Let's take an example to explain the problem an applicant may have, if he/she does not completely understand the differences between grace period and priority. Assume that Jenny is the inventor of a special controller for the PlayStation 3. She disclosed the controller and how it works at the E3 game show, on 16 June, 2008. She filed her invention on 1 February 2009--within the 1-year grace period offered by the USPTO. On 16 February 2009, Jenny decides to authorize her good friend Huang to produce this controller in Taiwan, so she requests a patent firm to file a Taiwan patent and claim the priority from the US patent. Do you see the problem here? Although the first filing date of the invention was only half a month before her decision to file a Taiwan patent (which satisfies the regulation for the international priority claiming) 7 months have passed since disclosure of the invention to the date of decision to file a Taiwan patent. The application has no chance to meet the requirements for the grace period in Taiwan. In this case, the controller may not be patentable in all patent offices except the USPTO.

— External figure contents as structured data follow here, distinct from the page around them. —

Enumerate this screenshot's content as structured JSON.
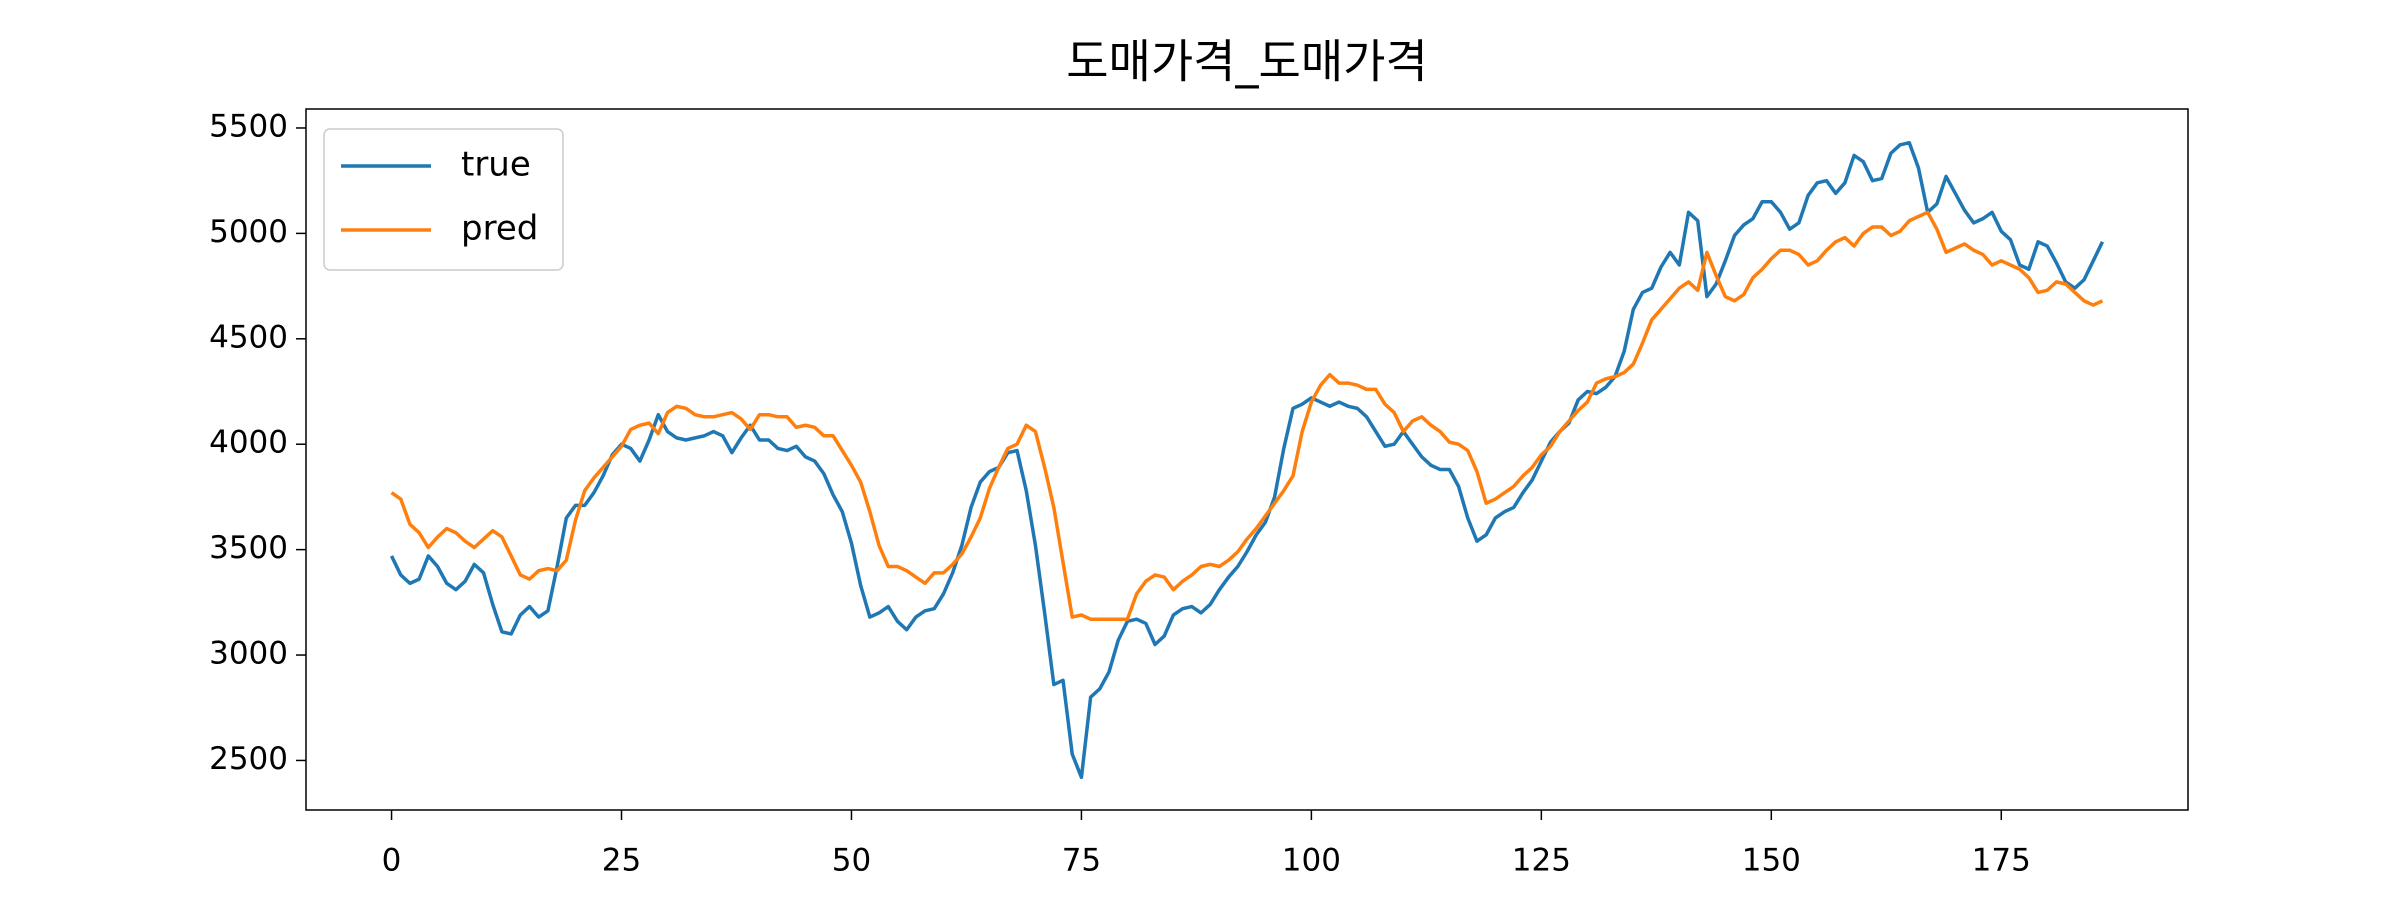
{
  "chart_data": {
    "type": "line",
    "title": "도매가격_도매가격",
    "x": [
      0,
      1,
      2,
      3,
      4,
      5,
      6,
      7,
      8,
      9,
      10,
      11,
      12,
      13,
      14,
      15,
      16,
      17,
      18,
      19,
      20,
      21,
      22,
      23,
      24,
      25,
      26,
      27,
      28,
      29,
      30,
      31,
      32,
      33,
      34,
      35,
      36,
      37,
      38,
      39,
      40,
      41,
      42,
      43,
      44,
      45,
      46,
      47,
      48,
      49,
      50,
      51,
      52,
      53,
      54,
      55,
      56,
      57,
      58,
      59,
      60,
      61,
      62,
      63,
      64,
      65,
      66,
      67,
      68,
      69,
      70,
      71,
      72,
      73,
      74,
      75,
      76,
      77,
      78,
      79,
      80,
      81,
      82,
      83,
      84,
      85,
      86,
      87,
      88,
      89,
      90,
      91,
      92,
      93,
      94,
      95,
      96,
      97,
      98,
      99,
      100,
      101,
      102,
      103,
      104,
      105,
      106,
      107,
      108,
      109,
      110,
      111,
      112,
      113,
      114,
      115,
      116,
      117,
      118,
      119,
      120,
      121,
      122,
      123,
      124,
      125,
      126,
      127,
      128,
      129,
      130,
      131,
      132,
      133,
      134,
      135,
      136,
      137,
      138,
      139,
      140,
      141,
      142,
      143,
      144,
      145,
      146,
      147,
      148,
      149,
      150,
      151,
      152,
      153,
      154,
      155,
      156,
      157,
      158,
      159,
      160,
      161,
      162,
      163,
      164,
      165,
      166,
      167,
      168,
      169,
      170,
      171,
      172,
      173,
      174,
      175,
      176,
      177,
      178,
      179,
      180,
      181,
      182,
      183,
      184,
      185,
      186
    ],
    "series": [
      {
        "name": "true",
        "color": "#1f77b4",
        "values": [
          3470,
          3380,
          3340,
          3360,
          3470,
          3420,
          3340,
          3310,
          3350,
          3430,
          3390,
          3240,
          3110,
          3100,
          3190,
          3230,
          3180,
          3210,
          3420,
          3650,
          3710,
          3710,
          3770,
          3850,
          3950,
          4000,
          3980,
          3920,
          4020,
          4140,
          4060,
          4030,
          4020,
          4030,
          4040,
          4060,
          4040,
          3960,
          4030,
          4090,
          4020,
          4020,
          3980,
          3970,
          3990,
          3940,
          3920,
          3860,
          3760,
          3680,
          3530,
          3330,
          3180,
          3200,
          3230,
          3160,
          3120,
          3180,
          3210,
          3220,
          3290,
          3390,
          3520,
          3700,
          3820,
          3870,
          3890,
          3960,
          3970,
          3780,
          3520,
          3200,
          2860,
          2880,
          2530,
          2420,
          2800,
          2840,
          2920,
          3070,
          3160,
          3170,
          3150,
          3050,
          3090,
          3190,
          3220,
          3230,
          3200,
          3240,
          3310,
          3370,
          3420,
          3490,
          3570,
          3630,
          3750,
          3980,
          4170,
          4190,
          4220,
          4200,
          4180,
          4200,
          4180,
          4170,
          4130,
          4060,
          3990,
          4000,
          4060,
          4000,
          3940,
          3900,
          3880,
          3880,
          3800,
          3650,
          3540,
          3570,
          3650,
          3680,
          3700,
          3770,
          3830,
          3920,
          4010,
          4060,
          4100,
          4210,
          4250,
          4240,
          4270,
          4320,
          4440,
          4640,
          4720,
          4740,
          4840,
          4910,
          4850,
          5100,
          5060,
          4700,
          4760,
          4870,
          4990,
          5040,
          5070,
          5150,
          5150,
          5100,
          5020,
          5050,
          5180,
          5240,
          5250,
          5190,
          5240,
          5370,
          5340,
          5250,
          5260,
          5380,
          5420,
          5430,
          5310,
          5100,
          5140,
          5270,
          5190,
          5110,
          5050,
          5070,
          5100,
          5010,
          4970,
          4850,
          4830,
          4960,
          4940,
          4860,
          4770,
          4740,
          4780,
          4870,
          4960
        ]
      },
      {
        "name": "pred",
        "color": "#ff7f0e",
        "values": [
          3770,
          3740,
          3620,
          3580,
          3510,
          3560,
          3600,
          3580,
          3540,
          3510,
          3550,
          3590,
          3560,
          3470,
          3380,
          3360,
          3400,
          3410,
          3400,
          3450,
          3640,
          3780,
          3840,
          3890,
          3940,
          3990,
          4070,
          4090,
          4100,
          4050,
          4150,
          4180,
          4170,
          4140,
          4130,
          4130,
          4140,
          4150,
          4120,
          4070,
          4140,
          4140,
          4130,
          4130,
          4080,
          4090,
          4080,
          4040,
          4040,
          3970,
          3900,
          3820,
          3680,
          3520,
          3420,
          3420,
          3400,
          3370,
          3340,
          3390,
          3390,
          3430,
          3480,
          3560,
          3650,
          3790,
          3890,
          3980,
          4000,
          4090,
          4060,
          3890,
          3700,
          3440,
          3180,
          3190,
          3170,
          3170,
          3170,
          3170,
          3170,
          3290,
          3350,
          3380,
          3370,
          3310,
          3350,
          3380,
          3420,
          3430,
          3420,
          3450,
          3490,
          3550,
          3600,
          3660,
          3720,
          3780,
          3850,
          4060,
          4200,
          4280,
          4330,
          4290,
          4290,
          4280,
          4260,
          4260,
          4190,
          4150,
          4060,
          4110,
          4130,
          4090,
          4060,
          4010,
          4000,
          3970,
          3870,
          3720,
          3740,
          3770,
          3800,
          3850,
          3890,
          3950,
          3990,
          4060,
          4110,
          4160,
          4200,
          4290,
          4310,
          4320,
          4340,
          4380,
          4480,
          4590,
          4640,
          4690,
          4740,
          4770,
          4730,
          4910,
          4800,
          4700,
          4680,
          4710,
          4790,
          4830,
          4880,
          4920,
          4920,
          4900,
          4850,
          4870,
          4920,
          4960,
          4980,
          4940,
          5000,
          5030,
          5030,
          4990,
          5010,
          5060,
          5080,
          5100,
          5020,
          4910,
          4930,
          4950,
          4920,
          4900,
          4850,
          4870,
          4850,
          4830,
          4790,
          4720,
          4730,
          4770,
          4760,
          4720,
          4680,
          4660,
          4680
        ]
      }
    ],
    "xlim": [
      -9.3,
      195.3
    ],
    "xticks": [
      0,
      25,
      50,
      75,
      100,
      125,
      150,
      175
    ],
    "ylim": [
      2265,
      5590
    ],
    "yticks": [
      2500,
      3000,
      3500,
      4000,
      4500,
      5000,
      5500
    ],
    "grid": false,
    "legend": "upper left"
  }
}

To summarize, a novelty grace period is a remedial measure for filing a patent if you have already disclosed your invention. But is an option nonetheless. However, please don't assume that this rule erases any and all disclosure, because in many countries the invention may still lose novelty. The best way to secure the novelty of your invention is still to first file the patent. Then you can claim priority of the first filing date of when applying in other countries. Just ask yourself before disclosing an invention: "Is it worth the risk of losing this patent?" I believe you will know what to do next.